Saya Akbar Rizaldi, wartawan Poros Kalimantan, mencoba menceritakan kembali Lok Laga. Narasumbernya adalah tokoh masyarakat setempat.
“Kisah ini hanya sebuah legenda, tidak diketahui benar atau tidaknya,” kata pria bernama Aidi itu, Minggu (10/9).
Secara bahasa, Lok Laga berarti Teluk Naga. Menurut hikayat orang baheula, awal cerita Lok Laga dimulai di sebuah kampung pedalaman.
Ceritanya, di kampung pedalaman itu, seorang pangulu (penghulu, red) adat melaksanakan pernikahan putri tunggal yang sangat ia sayangi.
Dalam acara pernikahan itu, digelar arak-arakan pengantin selama tujuh hari tujuh malam.
Tamu yang hadir bukan hanya kalangan biasa, melainkan para kepala suku dan kepala balai. Semua berdatangan. Mulai dari berjalan kaki, mencongklang kuda, hingga mendayung lanting.

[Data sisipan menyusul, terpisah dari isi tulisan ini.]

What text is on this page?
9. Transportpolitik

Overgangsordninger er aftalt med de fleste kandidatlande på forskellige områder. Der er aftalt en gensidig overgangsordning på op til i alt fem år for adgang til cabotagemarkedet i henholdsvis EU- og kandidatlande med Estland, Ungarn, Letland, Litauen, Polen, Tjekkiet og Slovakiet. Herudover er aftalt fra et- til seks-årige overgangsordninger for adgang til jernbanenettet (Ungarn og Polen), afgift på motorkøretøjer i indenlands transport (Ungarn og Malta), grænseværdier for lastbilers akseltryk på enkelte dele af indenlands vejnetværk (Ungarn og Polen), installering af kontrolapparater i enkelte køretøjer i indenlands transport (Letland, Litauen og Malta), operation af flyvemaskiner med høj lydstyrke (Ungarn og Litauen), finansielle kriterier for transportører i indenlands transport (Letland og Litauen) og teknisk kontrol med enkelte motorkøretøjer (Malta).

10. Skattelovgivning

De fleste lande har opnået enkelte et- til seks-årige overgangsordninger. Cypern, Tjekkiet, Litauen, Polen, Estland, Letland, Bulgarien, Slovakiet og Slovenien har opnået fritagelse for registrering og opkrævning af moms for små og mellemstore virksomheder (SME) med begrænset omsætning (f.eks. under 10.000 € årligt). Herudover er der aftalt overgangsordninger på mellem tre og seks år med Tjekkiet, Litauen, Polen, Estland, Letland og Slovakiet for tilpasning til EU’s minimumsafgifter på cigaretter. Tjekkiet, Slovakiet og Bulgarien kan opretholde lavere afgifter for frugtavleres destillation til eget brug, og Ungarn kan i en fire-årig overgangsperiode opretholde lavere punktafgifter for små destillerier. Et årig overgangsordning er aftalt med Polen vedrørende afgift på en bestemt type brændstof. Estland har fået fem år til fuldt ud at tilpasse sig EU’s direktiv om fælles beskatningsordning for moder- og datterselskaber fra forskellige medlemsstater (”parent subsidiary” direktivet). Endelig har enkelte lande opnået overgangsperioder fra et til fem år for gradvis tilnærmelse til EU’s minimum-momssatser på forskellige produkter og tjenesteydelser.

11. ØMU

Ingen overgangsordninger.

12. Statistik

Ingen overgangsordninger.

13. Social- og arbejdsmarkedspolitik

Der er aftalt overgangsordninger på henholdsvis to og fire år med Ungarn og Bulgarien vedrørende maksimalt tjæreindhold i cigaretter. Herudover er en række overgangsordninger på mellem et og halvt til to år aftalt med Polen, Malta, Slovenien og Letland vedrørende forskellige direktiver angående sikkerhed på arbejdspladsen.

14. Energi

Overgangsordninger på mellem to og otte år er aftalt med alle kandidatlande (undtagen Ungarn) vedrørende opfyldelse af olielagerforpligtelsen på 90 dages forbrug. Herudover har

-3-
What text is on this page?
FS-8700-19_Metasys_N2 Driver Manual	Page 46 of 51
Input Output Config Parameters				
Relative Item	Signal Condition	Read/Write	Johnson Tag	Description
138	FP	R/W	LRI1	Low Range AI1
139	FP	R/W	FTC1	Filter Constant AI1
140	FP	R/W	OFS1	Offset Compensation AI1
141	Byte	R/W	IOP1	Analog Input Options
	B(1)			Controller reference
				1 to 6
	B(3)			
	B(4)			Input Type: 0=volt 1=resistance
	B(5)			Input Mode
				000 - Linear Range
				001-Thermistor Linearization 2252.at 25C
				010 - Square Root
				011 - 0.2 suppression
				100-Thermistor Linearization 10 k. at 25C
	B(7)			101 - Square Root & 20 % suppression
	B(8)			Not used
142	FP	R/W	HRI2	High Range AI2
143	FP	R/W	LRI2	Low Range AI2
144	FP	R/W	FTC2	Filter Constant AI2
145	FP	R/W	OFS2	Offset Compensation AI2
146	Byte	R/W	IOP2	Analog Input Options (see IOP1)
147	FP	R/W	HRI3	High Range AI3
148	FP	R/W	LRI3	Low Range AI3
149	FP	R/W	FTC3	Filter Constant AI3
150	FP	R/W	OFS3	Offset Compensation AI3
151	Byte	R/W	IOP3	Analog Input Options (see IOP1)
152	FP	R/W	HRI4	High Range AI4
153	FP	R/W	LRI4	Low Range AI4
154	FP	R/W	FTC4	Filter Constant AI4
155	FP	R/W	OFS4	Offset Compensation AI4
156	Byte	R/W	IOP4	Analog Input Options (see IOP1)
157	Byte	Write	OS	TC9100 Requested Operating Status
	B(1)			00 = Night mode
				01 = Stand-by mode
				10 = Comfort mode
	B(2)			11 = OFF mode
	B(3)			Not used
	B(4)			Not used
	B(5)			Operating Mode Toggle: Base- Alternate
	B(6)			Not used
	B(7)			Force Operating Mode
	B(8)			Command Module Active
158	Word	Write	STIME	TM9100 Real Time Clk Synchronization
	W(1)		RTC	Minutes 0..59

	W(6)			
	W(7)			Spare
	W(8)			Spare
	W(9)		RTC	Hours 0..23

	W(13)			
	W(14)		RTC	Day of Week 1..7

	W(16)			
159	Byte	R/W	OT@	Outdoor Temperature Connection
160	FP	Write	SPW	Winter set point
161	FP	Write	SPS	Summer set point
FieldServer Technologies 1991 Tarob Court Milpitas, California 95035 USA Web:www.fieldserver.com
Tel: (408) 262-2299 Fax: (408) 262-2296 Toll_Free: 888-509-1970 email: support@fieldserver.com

Mereka kebanyakan dari kawasan baruh (hutan rawa) di seberang lautan. Sebagian dari gunung dan perbukitan nun jauh.
Para tamu undangan yang datang lalu disuguhi berbagai macam masakan. Seperti nasi, lamang dan ketan.
Untuk hiburannya, ditampilkan musik kurung-kurung. Alat musik ini terbuat dari kayu panjang. Pada bagian bawahnya terbuat dari bambu dan peralatan lain.